4.**System crash with manual WAL flush** (`DBOptions::manual_wal_flush=1`), which loses writes since the last memtable flush or synced manual WAL flush (`FlushWAL(true /* sync */)`, or `FlushWAL(false /* sync */)` followed by WAL sync).
* [False detection of corruption after system crash due to race condition with WAL sync and `track_and_verify_wals_in_manifest](https://github.com/facebook/rocksdb/pull/10185)
* [Undetected hole in recovery after system crash due to race condition in WAL sync](https://github.com/facebook/rocksdb/pull/10560)

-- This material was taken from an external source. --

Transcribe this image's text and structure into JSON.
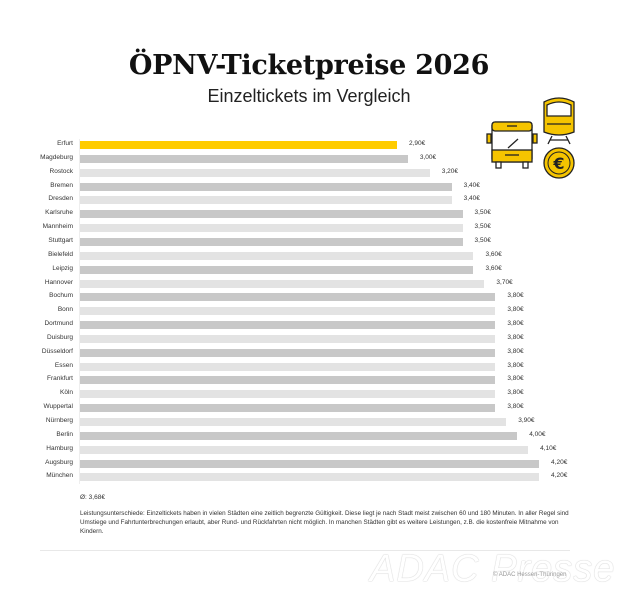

* [Recovery failure after system crash due to missing directory sync for critical metadata file](https://github.com/facebook/rocksdb/pull/10573)
Our correctness testing framework consists of a stress test program (`db_stress`) and a wrapper script (`db_crashtest.py`).
`db_crashtest.py` manages instances of `db_stress`, starting them and injecting crashes.
`db_stress` operates a DB and test oracle ("Latest values file").
At startup, `db_stress` verifies the DB using the test oracle, skipping keys that had pending writes when the last crash happened.
`db_stress` then stresses the DB with random operations, keeping the test oracle up-to-date.
As the name "Latest values file" implies, this test oracle only tracks the latest value for each key.
As a result, this setup is unable to verify recoveries involving lost buffered writes, where recovering older values is tolerated as long as there is no hole.
### Extensions for lost buffered writes
To accommodate lost buffered writes, we extended the test oracle to include two new files: "`verifiedSeqno`.state" and "`verifiedSeqno`.trace".
`verifiedSeqno` is the sequence number of the last successful verification.
"`verifiedSeqno`.state" is the expected values file at that sequence number, and "`verifiedSeqno`.trace" is the trace file of all operations that happened after that sequence number.
When buffered writes may have been lost by the previous `db_stress` instance, the current `db_stress` instance must reconstruct the latest values file before startup verification.
M is the recovery sequence number of the current `db_stress` instance and N is the recovery sequence number of the previous `db_stress` instance.
M is learned from the DB, while N is learned from the filesystem by parsing the "*.{trace,state}" filenames.
Then, the latest values file ("LATEST.state") can be reconstructed by replaying the first M-N traced operations (in "N.trace") on top of the last instance's starting point ("N.state").
When buffered writes may be lost by the current `db_stress` instance, we save the current expected values into "M.state" and begin tracing newer operations in "M.trace".
### Simulating system crash
When simulating system crash, we send file writes to a `TestFSWritableFile`, which buffers unsynced writes in process memory.
That way, the existing `db_stress` process crash mechanism will lose unsynced writes.